Immigration at an unprecedented scale does not simply alter labor markets or population totals; it transforms the cultural norms, political institutions, and social cohesion that define a country. A foreign adversary can potentially threaten American interests, but it cannot fundamentally change the composition of the American people.
Immigration policy can.
When the scale of migration exceeds a nation’s capacity to assimilate newcomers, the result is not renewal but fragmentation — producing long-term political and cultural consequences that no current foreign conflict could replicate.
If demographic stability is truly essential to the survival of a nation — and it is for any sovereign nation, not just the United States — then restoring control over immigration must become the federal government’s foremost priority. The United States cannot meaningfully address long-term demographic change without first reducing the scale of illegal immigration already present within its borders. That requires deportations on a scale large enough to materially reduce the migrant population, not merely slow its growth. Enforcement that removes hundreds of thousands while millions remain — and while additional migrants, legal or illegal, continue to arrive — does not resolve the problem; it merely manages it. Until deportations occur at levels capable of reversing the incentives that drive illegal migration, Washington will remain locked in a cycle of perpetual crisis management.
Yet at the very moment when decisive action is most necessary, Washington’s attention is once again shifting overseas. The escalating tensions surrounding Iran now dominate political discussion, with policymakers debating military readiness, alliances, and the probability of another Middle Eastern conflict. Whatever the outcome of those debates, they should not displace the more fundamental challenge facing the country at home. Foreign crises come and go, but demographic transformation is permanent. A nation that loses control over the composition of its own population cannot compensate for that failure through successful foreign policy abroad.
Restoring stability also requires confronting an uncomfortable reality about the broader immigration system. Even if illegal immigration were dramatically reduced, the scale of legal immigration entering the country each year would still represent one of the largest sustained population inflows in modern American history.
A temporary pause on most forms of new legal immigration would allow the country to regain control of its borders, reduce the illegal population through enforcement, and give existing immigrant communities time to assimilate into the civic culture of the United States. Such a pause would not be an act of hostility toward immigrants, but a recognition that assimilation, institutional stability, and national cohesion require limits as well as time.

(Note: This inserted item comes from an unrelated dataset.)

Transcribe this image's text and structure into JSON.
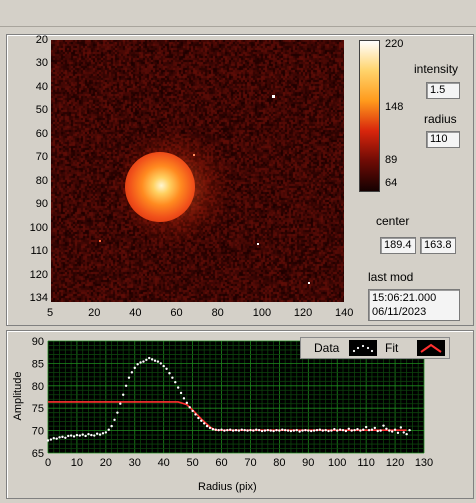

Ultimately, the survival of a nation depends first and foremost on its ability to remain a nation. Borders, citizenship, and a shared civic identity are not peripheral concerns. They are the foundation upon which every other national priority rests. A country that cannot regulate who enters, how many arrive, and how quickly they are integrated cannot sustain social cohesion or long-term political stability. Foreign conflicts will continue to emerge, and Washington will always feel pressure to respond to events abroad.
But no challenge overseas can rival the consequences of losing control of the nation itself.
If the United States hopes to preserve its sovereignty, stability, and identity for future generations, restoring control over immigration must come before all else.